The mood isn't any brighter in San Diego, another overheated market. In June the city's median home price fell 1% from a year earlier. That's the first decline in a decade. "$579,000--Getting Desperate!" reads an ad posted on Craigslist in the metro area. "There are three times as many houses on the market as there were a year ago," says Vikki Kuick, a broker who placed the ad.

Buyers are taking their time, leery of overpaying and taking on too much debt in a rising-interest-rate environment. Some sellers figure they're lucky to be getting out. Hewitt Hymas, a Navy commander reassigned from San Diego to Annapolis, Md., just sold his four-bedroom home for $476,000 (which he bought for $280,000 in 2002). It wasn't easy. Hymas relandscaped the yard, spent $7,000 on kitchen upgrades and eventually dropped the price by $18,000. "People around us still live with a heyday mentality," he says. "They got used to the boom and were asking ridiculous prices." He made a command decision not to be greedy and moved on.

Experts in market psychology say stubborn sellers have a classic case of denial.
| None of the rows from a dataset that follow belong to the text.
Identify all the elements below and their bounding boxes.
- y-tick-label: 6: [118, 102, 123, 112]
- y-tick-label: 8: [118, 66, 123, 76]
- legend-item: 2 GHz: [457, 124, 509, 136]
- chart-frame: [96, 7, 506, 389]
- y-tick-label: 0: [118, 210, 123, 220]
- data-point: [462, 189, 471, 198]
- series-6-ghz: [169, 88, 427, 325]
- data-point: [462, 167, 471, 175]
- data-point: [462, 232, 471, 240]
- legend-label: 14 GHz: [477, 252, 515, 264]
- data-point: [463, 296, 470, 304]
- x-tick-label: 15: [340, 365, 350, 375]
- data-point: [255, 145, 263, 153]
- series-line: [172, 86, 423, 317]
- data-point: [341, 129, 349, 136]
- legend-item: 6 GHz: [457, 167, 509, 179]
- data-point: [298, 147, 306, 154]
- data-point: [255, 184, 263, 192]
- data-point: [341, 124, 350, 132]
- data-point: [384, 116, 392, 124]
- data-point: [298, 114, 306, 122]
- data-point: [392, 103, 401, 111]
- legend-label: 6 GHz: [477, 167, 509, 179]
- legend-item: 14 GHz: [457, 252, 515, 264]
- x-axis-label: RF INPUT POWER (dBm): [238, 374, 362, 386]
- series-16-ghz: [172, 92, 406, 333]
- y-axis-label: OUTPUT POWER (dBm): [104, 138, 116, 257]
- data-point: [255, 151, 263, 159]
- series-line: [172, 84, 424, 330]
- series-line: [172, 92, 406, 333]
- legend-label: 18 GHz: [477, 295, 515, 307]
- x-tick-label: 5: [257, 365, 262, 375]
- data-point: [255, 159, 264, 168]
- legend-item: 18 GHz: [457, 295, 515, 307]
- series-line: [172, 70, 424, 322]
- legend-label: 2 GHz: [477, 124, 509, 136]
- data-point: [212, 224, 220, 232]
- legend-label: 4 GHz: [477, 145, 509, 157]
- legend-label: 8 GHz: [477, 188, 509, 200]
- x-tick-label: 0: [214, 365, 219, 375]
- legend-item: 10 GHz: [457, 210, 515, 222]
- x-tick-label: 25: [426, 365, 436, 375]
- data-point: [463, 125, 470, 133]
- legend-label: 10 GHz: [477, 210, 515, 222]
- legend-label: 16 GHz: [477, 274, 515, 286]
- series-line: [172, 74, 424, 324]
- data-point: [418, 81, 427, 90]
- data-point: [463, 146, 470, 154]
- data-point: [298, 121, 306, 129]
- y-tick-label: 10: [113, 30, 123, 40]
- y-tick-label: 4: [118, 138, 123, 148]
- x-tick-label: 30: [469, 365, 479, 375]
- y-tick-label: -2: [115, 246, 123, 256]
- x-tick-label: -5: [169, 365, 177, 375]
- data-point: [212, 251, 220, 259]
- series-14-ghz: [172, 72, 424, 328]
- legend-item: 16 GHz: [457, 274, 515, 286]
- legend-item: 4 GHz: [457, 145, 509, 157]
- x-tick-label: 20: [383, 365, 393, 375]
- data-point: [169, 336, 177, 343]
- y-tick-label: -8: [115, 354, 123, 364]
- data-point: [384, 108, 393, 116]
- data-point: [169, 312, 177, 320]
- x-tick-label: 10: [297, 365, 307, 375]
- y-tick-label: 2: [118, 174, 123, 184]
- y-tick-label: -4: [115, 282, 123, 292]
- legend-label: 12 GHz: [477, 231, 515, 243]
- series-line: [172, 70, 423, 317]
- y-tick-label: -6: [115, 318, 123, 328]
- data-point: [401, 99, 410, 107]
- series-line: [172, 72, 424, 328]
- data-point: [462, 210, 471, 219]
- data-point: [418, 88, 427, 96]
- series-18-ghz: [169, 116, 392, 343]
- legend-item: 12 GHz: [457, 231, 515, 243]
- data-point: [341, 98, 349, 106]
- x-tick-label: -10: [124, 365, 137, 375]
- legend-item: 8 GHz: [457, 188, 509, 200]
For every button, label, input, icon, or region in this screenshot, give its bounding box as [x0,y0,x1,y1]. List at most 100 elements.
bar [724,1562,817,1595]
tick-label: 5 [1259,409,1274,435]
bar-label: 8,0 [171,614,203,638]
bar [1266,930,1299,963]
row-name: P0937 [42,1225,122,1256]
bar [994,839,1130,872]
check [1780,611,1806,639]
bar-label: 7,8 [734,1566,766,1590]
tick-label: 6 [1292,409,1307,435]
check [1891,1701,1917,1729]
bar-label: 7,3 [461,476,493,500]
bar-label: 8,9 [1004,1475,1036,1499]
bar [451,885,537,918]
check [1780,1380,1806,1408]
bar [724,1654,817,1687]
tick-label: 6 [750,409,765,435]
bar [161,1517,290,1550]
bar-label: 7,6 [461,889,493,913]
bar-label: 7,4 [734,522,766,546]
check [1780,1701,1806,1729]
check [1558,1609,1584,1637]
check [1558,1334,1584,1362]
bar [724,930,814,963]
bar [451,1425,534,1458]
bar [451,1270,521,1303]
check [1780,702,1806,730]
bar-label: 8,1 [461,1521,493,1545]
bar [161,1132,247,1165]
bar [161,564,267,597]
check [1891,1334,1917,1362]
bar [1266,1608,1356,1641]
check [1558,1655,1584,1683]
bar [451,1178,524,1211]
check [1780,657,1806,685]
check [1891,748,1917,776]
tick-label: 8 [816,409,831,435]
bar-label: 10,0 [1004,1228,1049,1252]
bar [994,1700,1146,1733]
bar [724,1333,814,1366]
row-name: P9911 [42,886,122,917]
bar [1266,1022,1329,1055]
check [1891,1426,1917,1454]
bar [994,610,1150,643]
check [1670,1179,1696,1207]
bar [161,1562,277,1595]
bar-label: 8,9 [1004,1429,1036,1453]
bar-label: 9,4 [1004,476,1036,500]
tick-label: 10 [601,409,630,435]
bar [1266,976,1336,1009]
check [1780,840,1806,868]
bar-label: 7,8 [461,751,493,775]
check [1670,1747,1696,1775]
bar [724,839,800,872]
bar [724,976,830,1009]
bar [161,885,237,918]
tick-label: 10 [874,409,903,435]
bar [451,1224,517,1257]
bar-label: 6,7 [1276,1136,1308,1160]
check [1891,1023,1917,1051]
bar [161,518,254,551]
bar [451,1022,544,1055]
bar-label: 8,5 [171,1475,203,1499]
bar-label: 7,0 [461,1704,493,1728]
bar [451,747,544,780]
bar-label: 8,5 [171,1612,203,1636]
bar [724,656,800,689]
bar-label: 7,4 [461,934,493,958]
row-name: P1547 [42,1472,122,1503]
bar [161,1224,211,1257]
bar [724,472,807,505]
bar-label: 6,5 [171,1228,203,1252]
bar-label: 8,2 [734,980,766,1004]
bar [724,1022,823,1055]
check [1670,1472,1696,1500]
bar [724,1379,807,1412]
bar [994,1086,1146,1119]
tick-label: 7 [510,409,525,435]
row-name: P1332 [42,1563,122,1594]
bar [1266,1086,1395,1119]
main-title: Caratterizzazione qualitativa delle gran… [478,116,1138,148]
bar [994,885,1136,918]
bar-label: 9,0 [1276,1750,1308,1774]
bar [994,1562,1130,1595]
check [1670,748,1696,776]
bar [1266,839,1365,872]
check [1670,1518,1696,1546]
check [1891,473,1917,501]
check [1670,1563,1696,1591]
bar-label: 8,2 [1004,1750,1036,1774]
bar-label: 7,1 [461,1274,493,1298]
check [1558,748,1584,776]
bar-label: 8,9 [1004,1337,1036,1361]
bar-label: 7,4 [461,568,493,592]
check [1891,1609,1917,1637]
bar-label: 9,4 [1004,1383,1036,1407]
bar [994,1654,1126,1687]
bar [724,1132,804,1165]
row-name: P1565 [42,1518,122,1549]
Richard Peterson, a San Francisco psychiatrist who specializes in financial decision-making behavior, points out that "people would rather gamble and hope prices come back. They ignore information suggesting that prices are dropping." It's the same mentality that leads blackjack players to double down in a losing streak.

Conversely, when investors see prices rising, they get overconfident--the hot-hand bias that leads folks to think a basketball player will sink his fourth shot after making the prior three, even though probability says the odds are the same for every shot. That explains sellers' reluctance to cut prices, Peterson says. Academic studies also suggest that frustrated sellers take their homes off the market rather than accept lowball offers. It happened in Boston in 1991, when condo prices tanked and two-thirds of the inventory was withdrawn for sale, says Chris Mayer, a Columbia Business School professor. Sellers then had to wait up to six years for prices to hit their previous peak. Robert Shiller, a Yale economist who has long warned of a bubble, thinks price stagnation (or worse) is here to stay but that Americans don't want to believe it. "People still expect double-digit gains," he says, citing surveys of homeowners.